Juve se faisait aimable, espérant qu’il pourrait avoir le renseignement sans être obligé de révéler sa qualité d’inspecteur de la sûreté. Ceci n’était pas nécessaire en effet. M. Hoch, tout en signant des lettres, en acquittant des factures, en vérifiant des menus et en épongeant d’un coup de tampon buvard les lignes tracées à la hâte sur un énorme livre répliqua d’un ton bourru :

— L’agent secret ? Parti.

— Depuis combien de temps, s’il vous plaît, Monsieur ?

— Trois jours, depuis l’arrestation du…

Mais M. Hoch qui jusqu’alors semblait avoir répondu sans réfléchir, s’arrêta brusquement d’écrire, se tourna vers Juve.

— Au fait, interrogea-t-il, et jetant sur le policier un coup d’œil hautain et soupçonneux, qu’est-ce que cela peut bien vous faire et que désirez-vous ?

Mais Juve avait de la présence d’esprit.

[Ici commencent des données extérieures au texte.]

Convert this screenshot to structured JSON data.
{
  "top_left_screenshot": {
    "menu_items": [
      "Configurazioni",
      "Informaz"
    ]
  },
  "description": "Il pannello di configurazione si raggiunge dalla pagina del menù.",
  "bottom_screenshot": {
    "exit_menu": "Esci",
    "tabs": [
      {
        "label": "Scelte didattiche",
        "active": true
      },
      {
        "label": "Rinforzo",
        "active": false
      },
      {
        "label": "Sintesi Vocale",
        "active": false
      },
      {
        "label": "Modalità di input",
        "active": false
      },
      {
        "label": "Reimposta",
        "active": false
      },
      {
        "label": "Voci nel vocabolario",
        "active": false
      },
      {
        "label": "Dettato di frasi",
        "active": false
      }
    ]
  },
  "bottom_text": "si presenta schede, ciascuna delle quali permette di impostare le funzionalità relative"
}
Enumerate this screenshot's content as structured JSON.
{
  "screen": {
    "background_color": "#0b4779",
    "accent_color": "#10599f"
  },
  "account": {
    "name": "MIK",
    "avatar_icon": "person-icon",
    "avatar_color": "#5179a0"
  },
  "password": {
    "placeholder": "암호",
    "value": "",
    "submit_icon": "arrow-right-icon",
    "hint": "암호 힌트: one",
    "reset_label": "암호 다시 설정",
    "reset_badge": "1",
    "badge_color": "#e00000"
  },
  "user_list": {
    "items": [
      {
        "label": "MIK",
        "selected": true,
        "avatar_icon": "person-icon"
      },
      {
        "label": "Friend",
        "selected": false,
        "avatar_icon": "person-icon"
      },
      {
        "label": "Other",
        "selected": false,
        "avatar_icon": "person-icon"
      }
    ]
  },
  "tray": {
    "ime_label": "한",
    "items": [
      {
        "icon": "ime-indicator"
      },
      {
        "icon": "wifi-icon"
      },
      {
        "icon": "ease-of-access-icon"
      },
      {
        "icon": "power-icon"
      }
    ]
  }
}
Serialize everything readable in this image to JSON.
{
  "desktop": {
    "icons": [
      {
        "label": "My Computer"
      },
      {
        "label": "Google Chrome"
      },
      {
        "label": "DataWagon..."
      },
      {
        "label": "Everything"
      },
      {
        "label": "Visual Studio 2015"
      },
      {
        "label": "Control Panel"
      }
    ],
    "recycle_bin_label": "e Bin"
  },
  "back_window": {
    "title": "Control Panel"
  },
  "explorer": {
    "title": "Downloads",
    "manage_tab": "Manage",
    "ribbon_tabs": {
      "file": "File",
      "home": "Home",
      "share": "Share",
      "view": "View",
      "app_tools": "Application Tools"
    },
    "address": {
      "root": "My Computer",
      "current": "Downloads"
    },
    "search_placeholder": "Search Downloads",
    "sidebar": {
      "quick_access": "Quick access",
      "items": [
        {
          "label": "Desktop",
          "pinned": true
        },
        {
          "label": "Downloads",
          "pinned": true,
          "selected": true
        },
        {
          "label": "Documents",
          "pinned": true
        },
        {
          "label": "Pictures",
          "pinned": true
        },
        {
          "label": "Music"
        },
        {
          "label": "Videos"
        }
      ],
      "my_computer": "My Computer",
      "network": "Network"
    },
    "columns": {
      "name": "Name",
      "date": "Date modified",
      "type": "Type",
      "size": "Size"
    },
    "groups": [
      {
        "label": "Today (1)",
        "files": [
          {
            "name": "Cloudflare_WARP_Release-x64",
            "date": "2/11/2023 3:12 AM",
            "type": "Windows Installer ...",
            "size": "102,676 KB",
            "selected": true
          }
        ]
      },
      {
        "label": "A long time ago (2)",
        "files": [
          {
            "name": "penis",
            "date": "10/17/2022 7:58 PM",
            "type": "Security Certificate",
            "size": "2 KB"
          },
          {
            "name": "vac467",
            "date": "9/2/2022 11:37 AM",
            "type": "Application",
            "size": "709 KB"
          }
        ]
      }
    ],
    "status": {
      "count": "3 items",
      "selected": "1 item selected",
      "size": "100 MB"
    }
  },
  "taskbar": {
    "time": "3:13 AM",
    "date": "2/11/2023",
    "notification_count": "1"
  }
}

Cessant d’être aimable et parlant à son tour comme quelqu’un qui n’a pas d’ordre à recevoir, il répliqua :

— Je veux, fit-il, de son ton le plus méprisant, que vous me fassiez donner une chambre. Et quelque chose de bien, je vous prie.

Comme électrisé, M. Hoch qui s’aperçut qu’il avait affaire à un client, se levait de son fauteuil pour venir s’incliner très bas devant le nouvel arrivant.